Loco debía estar yo por pensar que la mujer de la banca trasera me miraba. No recordaba su nombre, y de haberlo oído seguramente habría sido solo uno más de la lista inexpresiva del profesor. Era una de esas clases en las que todos entrábamos enmascarados con un porte de soberbia y una vida atorada en la garganta.
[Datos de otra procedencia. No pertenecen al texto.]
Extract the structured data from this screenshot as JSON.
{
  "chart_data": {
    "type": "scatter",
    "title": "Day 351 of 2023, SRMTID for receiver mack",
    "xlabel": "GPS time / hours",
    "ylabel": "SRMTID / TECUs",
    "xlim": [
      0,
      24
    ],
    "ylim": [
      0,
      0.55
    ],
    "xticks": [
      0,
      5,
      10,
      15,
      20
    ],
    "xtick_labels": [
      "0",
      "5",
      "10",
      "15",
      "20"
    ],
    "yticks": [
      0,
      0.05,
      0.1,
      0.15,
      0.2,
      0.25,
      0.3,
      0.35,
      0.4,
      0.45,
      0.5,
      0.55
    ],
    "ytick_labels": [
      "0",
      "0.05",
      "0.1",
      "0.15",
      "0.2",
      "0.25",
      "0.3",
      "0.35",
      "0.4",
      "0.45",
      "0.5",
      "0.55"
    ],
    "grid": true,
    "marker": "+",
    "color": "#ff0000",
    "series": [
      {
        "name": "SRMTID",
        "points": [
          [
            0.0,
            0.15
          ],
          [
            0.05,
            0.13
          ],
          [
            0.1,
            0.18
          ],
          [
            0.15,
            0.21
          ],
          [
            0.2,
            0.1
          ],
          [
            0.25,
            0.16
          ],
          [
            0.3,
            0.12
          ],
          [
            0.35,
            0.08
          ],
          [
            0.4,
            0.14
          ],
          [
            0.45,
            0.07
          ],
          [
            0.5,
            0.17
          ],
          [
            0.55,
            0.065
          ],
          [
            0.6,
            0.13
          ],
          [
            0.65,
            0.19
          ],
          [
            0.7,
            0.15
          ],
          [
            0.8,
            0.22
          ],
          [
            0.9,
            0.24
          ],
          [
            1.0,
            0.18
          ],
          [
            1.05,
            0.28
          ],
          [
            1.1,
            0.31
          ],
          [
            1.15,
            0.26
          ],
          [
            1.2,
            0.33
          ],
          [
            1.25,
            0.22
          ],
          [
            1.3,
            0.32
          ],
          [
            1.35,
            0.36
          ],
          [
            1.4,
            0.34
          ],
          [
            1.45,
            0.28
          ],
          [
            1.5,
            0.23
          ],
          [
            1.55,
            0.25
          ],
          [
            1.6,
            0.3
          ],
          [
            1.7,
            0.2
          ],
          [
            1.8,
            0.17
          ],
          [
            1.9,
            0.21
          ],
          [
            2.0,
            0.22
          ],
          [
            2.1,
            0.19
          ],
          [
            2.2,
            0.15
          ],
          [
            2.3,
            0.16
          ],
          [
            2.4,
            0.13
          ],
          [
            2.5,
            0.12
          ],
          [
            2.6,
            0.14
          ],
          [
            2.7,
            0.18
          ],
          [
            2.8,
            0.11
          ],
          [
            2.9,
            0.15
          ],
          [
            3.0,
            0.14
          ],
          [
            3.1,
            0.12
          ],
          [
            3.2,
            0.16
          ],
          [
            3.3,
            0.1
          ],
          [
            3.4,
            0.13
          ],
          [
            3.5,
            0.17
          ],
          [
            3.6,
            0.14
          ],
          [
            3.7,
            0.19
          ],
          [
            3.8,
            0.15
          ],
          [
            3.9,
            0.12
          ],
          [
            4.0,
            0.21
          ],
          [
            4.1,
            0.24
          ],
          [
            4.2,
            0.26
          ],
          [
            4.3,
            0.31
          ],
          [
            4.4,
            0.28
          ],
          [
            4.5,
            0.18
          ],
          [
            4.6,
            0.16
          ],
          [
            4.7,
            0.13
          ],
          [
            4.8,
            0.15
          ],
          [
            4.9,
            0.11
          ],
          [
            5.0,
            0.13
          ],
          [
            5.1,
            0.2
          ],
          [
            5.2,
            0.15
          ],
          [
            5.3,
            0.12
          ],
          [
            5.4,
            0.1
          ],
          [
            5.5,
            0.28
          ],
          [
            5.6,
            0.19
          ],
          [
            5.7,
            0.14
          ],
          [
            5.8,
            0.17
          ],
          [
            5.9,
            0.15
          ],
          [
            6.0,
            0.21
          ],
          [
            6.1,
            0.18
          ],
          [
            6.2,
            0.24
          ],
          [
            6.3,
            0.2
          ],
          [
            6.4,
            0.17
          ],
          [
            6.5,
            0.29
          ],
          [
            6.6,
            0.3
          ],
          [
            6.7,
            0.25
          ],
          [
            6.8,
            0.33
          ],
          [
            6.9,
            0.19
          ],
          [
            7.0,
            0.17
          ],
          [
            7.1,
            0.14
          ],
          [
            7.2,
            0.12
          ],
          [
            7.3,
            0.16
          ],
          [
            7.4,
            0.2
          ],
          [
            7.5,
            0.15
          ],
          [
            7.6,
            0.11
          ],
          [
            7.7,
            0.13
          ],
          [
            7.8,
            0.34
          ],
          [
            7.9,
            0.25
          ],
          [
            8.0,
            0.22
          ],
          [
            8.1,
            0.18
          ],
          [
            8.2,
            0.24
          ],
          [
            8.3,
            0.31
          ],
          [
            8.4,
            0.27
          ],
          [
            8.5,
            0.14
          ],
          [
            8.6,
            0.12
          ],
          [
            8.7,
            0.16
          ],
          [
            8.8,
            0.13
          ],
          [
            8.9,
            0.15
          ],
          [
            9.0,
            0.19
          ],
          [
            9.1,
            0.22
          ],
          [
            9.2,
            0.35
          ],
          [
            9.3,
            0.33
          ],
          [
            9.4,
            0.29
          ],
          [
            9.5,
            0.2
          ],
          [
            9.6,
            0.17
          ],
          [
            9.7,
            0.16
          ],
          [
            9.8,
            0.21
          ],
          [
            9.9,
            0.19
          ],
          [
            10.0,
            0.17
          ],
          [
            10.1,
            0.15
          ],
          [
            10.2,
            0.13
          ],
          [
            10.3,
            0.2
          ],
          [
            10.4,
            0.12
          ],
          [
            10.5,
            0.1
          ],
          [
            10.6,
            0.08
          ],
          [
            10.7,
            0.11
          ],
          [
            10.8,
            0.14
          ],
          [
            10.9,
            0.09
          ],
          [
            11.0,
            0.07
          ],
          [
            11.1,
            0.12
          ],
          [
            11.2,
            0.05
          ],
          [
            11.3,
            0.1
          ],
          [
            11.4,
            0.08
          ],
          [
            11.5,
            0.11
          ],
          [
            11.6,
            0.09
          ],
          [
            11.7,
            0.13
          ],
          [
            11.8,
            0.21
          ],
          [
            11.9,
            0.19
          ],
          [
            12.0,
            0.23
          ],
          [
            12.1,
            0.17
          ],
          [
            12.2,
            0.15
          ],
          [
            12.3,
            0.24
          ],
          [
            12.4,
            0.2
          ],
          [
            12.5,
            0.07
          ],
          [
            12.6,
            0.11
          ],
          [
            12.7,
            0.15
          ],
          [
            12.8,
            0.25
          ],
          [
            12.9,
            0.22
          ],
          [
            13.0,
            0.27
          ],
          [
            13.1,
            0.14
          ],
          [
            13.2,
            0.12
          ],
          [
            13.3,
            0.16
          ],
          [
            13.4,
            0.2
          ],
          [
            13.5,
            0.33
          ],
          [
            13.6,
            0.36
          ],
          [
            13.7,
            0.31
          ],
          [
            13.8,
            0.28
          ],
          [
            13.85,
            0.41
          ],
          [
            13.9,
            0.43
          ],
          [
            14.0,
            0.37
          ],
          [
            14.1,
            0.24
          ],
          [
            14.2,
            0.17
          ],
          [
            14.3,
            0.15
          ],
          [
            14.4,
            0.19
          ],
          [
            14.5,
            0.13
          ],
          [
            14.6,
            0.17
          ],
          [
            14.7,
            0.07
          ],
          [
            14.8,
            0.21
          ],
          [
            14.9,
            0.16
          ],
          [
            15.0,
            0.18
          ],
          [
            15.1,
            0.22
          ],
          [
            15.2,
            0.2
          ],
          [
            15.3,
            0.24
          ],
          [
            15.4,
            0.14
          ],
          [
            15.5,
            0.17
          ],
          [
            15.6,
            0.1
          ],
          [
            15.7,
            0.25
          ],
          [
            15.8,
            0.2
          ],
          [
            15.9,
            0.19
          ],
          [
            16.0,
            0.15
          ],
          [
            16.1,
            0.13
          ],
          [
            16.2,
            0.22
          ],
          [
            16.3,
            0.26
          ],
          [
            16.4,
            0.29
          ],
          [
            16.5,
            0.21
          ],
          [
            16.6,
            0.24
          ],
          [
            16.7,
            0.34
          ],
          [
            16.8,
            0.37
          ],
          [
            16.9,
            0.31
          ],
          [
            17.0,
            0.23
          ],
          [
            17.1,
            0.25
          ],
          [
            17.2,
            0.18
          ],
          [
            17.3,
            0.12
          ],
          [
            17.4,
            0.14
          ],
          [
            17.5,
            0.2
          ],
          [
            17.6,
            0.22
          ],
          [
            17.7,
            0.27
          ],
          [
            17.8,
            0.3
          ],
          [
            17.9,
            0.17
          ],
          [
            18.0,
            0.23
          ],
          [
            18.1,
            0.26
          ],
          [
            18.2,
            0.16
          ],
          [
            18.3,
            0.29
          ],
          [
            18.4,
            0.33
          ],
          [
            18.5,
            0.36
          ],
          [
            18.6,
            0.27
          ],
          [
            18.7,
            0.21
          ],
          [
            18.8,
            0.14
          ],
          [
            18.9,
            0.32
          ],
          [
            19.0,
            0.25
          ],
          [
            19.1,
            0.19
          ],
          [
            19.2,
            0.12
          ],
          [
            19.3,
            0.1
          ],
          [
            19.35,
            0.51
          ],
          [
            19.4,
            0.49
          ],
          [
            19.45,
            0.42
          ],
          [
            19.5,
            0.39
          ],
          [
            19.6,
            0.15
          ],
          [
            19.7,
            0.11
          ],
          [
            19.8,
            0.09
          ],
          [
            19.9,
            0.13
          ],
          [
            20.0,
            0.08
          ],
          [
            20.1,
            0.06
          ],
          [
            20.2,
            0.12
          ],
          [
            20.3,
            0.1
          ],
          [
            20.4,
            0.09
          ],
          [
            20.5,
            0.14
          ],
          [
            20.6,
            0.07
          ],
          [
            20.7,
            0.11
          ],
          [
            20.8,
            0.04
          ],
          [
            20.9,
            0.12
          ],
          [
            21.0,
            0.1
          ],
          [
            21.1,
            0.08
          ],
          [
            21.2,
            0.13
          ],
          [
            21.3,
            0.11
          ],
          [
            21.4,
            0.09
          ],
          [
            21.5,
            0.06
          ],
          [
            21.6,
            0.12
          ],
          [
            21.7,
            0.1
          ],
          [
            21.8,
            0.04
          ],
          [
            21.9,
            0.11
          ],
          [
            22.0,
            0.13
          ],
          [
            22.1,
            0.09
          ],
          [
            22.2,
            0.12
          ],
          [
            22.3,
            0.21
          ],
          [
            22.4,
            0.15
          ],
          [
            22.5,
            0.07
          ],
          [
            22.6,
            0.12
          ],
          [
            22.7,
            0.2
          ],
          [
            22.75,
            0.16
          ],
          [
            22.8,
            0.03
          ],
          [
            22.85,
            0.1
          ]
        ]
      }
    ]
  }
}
Discutíamos las ramas del marxismo y la voracidad del sistema social del mundo occidental. Pocos teníamos idea de lo que es la carencia, y escuchábamos la cátedra de la profesora desde nuestra barrera de comodidad y desprecio. Sus comentarios vivaces y su risa estertórea me movieron a voltear a verla. Un rostro fino, de raíces indígenas y de sol otoñal detuvieron mis ojos. Una sonrisa franca me abrió las puertas y de ahí todo a mi alrededor se volvió difuso, solo su persona se mantenía clara, nítida.
Salimos del salón y no recuerdo qué excusa encontramos para charlar un poco, creo que fue un cigarrillo. ¿Blancos? -me dijo-, y yo acepté uno aunque trajera mis rojos favoritos en la bolsa del pantalón. Ya estando en completo dominio de su atención no pude hacer más que seguir las breves conversaciones que emanaban de su boca. El tabaco se terminó al borde de nuestros dedos y con él nuestro primer acercamiento. Desde ese momento en adelante ya siempre advertía su presencia en cualquier lugar.